Улочки с домами из красного кирпича, двери которых открывались прямо на тротуар, напомнили мне Коулрейн, но все-таки были шире и интереснее. Здесь было много магазинов, на каждом углу пабы и постоянный людской поток. Моя мать возненавидела город с первого взгляда, что было предсказуемо.
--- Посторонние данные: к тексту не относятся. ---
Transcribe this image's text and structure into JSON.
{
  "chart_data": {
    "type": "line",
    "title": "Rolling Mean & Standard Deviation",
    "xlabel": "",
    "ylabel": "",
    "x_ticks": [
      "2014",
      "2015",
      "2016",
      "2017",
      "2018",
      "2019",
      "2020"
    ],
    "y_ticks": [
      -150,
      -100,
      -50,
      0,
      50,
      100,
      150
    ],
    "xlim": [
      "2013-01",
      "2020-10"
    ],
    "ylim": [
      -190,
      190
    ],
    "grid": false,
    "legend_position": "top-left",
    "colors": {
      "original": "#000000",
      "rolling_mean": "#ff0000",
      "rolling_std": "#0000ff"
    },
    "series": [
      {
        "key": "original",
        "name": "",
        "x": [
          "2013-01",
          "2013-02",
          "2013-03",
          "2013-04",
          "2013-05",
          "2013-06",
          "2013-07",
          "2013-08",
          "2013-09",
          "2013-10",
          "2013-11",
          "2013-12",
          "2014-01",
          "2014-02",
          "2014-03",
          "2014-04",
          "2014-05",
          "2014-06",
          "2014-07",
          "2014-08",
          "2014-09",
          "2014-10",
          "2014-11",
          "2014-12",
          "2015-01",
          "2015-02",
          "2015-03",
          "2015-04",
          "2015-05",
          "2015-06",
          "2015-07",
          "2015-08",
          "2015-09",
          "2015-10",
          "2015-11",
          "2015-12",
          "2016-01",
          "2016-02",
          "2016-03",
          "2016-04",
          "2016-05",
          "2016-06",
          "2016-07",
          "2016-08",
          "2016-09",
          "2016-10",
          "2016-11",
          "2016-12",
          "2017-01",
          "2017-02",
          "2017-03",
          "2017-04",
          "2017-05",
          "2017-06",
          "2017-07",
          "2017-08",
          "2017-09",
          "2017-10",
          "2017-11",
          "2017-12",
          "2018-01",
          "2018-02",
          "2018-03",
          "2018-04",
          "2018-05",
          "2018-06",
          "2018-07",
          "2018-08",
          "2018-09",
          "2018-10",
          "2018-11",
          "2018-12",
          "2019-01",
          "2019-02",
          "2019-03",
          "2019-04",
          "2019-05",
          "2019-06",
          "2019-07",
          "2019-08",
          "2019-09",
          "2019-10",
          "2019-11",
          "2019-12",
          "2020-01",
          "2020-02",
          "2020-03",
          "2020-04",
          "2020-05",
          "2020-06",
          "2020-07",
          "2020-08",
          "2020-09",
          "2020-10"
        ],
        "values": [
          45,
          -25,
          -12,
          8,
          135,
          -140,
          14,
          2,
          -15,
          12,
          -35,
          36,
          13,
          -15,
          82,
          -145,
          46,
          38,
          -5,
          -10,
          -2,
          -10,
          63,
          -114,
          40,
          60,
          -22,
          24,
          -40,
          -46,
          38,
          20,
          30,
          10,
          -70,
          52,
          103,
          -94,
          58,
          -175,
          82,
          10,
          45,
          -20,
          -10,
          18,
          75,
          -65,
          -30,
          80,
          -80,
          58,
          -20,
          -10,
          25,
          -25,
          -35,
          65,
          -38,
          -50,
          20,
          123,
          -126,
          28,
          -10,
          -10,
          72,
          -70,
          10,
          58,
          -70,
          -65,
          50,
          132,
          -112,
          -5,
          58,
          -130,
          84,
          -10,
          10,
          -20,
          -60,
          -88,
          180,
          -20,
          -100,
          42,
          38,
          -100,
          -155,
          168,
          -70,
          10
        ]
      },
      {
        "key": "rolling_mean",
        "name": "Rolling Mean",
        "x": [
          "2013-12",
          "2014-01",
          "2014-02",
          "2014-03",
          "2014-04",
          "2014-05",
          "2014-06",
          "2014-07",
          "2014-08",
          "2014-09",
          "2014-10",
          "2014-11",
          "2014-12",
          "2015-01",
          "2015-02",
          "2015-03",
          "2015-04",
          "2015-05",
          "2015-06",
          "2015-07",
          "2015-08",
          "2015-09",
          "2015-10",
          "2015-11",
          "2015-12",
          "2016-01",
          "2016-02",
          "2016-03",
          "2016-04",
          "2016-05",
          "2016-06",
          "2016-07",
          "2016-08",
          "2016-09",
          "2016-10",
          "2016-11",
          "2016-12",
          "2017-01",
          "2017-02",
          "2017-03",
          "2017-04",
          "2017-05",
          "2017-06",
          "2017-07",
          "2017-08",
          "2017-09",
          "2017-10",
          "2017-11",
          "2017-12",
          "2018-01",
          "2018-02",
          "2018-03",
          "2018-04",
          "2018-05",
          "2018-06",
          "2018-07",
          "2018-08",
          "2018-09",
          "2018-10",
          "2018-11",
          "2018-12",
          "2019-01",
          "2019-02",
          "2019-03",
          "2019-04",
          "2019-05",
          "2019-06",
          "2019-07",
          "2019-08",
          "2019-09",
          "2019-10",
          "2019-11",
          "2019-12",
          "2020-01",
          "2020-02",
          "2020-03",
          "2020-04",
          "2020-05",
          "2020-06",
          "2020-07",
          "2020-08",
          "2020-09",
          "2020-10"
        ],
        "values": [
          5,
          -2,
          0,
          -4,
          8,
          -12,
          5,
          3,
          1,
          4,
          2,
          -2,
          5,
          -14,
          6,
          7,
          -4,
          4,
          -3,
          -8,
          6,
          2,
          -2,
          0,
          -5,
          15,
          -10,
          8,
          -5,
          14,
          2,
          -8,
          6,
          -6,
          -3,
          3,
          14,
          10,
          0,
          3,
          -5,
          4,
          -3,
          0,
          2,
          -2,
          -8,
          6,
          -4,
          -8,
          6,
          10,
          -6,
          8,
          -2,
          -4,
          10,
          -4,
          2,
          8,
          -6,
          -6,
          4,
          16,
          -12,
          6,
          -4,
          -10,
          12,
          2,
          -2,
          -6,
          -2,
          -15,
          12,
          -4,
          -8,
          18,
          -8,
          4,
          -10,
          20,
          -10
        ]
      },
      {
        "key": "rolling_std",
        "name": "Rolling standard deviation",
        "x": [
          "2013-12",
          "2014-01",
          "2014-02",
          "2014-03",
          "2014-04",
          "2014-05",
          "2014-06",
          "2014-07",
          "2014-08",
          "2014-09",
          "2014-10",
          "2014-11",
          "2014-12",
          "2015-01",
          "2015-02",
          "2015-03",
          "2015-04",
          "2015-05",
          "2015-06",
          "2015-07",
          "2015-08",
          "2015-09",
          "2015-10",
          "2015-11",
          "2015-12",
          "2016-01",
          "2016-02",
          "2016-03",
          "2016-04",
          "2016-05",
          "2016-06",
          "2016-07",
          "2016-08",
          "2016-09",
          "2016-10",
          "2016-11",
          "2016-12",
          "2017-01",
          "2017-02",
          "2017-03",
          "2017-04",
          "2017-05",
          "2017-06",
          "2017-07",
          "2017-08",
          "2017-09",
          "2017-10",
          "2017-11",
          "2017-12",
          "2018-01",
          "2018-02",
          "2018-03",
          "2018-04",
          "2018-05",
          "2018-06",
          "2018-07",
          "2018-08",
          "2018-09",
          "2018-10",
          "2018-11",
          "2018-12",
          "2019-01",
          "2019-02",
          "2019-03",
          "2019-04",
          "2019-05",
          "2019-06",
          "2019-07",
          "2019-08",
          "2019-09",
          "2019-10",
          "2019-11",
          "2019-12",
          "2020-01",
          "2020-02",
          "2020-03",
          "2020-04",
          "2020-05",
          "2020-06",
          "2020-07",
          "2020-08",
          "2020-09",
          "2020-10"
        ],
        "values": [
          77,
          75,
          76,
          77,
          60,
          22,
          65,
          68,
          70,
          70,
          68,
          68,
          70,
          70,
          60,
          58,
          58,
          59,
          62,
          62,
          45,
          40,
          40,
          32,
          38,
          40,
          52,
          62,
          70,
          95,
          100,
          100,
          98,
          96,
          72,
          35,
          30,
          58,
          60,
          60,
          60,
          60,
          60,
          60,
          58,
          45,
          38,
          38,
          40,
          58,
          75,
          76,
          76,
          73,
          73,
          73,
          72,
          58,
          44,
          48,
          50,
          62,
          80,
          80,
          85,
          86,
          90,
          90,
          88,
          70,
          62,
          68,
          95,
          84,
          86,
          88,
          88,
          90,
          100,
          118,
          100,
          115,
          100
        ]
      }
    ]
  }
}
Она чувствовала, что это конец ее мечты о счастливой жизни в Ирландии: она оказалась на самом дне, причем не по своей вине. Теперь в ней закипала ярость, подогреваемая общим недовольством жизнью. И это недовольство было вызвано, прежде всего, мною. Прошло два дня после нашего переезда, когда я объявила ей о том, что начинаю искать работу.